Plusieurs théoriciens ont essayé de comprendre quel était le lieu du spectateur.
*Gaëtan Picon : « L’œuvre, dès qu’elle rencontre un regard, appelle irrésistiblement la conscience critique. L’œuvre ne peut pas être éprouvée esthétiquement si nous nous limitons à elle comme la perception se limite à son objet. L’expérience esthétique suppose la mise en relation de l’œuvre avec autre chose qu’elle-même, un jeu complexe de références et de rapports. Si je ne dépasse pas l’œuvre, si je reste prisonnier de sa réalité immédiate, si je ne dispose pas pour la contempler de l’observation d’une pensée et d’une culture, l’œuvre sera pour moi un objet de la nature, et non pas une œuvre d’art. » Il s’agit non pas de se limiter à l’objet en tant qu’objet immédiat du regard, mais de considérer sa part d’invisibilité. C’est la confrontation avec d’autres œuvres qui permet l’ouverture critique.

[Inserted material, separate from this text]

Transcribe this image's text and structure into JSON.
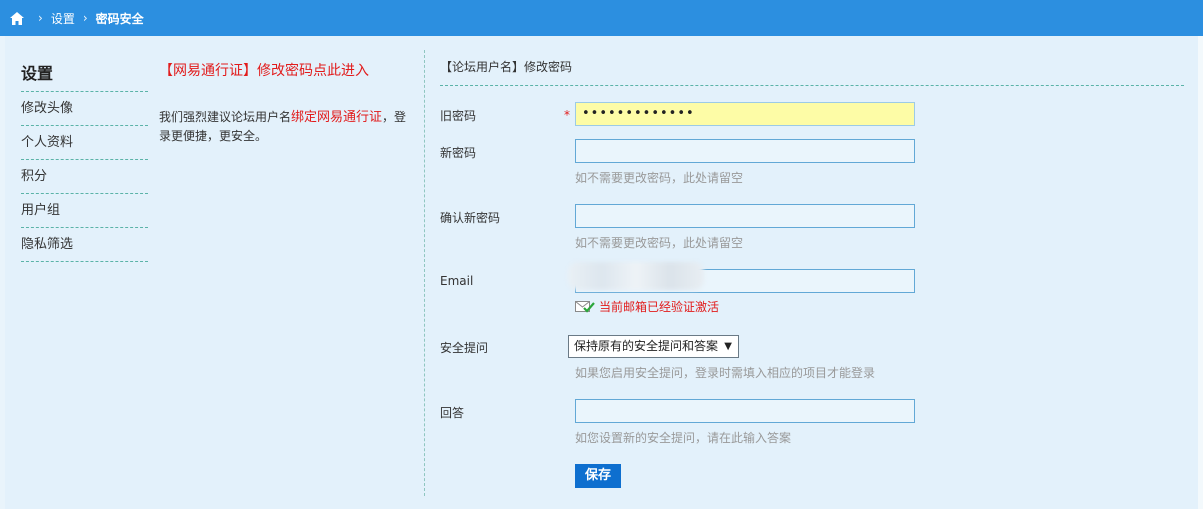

*André Gide : « Toute connaissance que n’a pas précédé une sensation m’est inutile. » Dans le domaine esthétique, il y a la connaissance, mais l’analyse se justifie à partir du moment où il y a une rencontre avec l’œuvre, et donc la naissance d’une sensation.
*Jean Dubuffet : « L’art est toujours là où on ne l’attend pas ».
*Agnès Minazzoli : L’art révèle des formes dans la profondeur de la surface, comme une surface d’eau. « Ce que l’on nomme la patience de l’art ne serait autre que cette capacité de laisser affleurer à la surface de la conscience ses images latentes, sommeillantes, jusqu’à ce qu’elles prennent forme dans les mots. »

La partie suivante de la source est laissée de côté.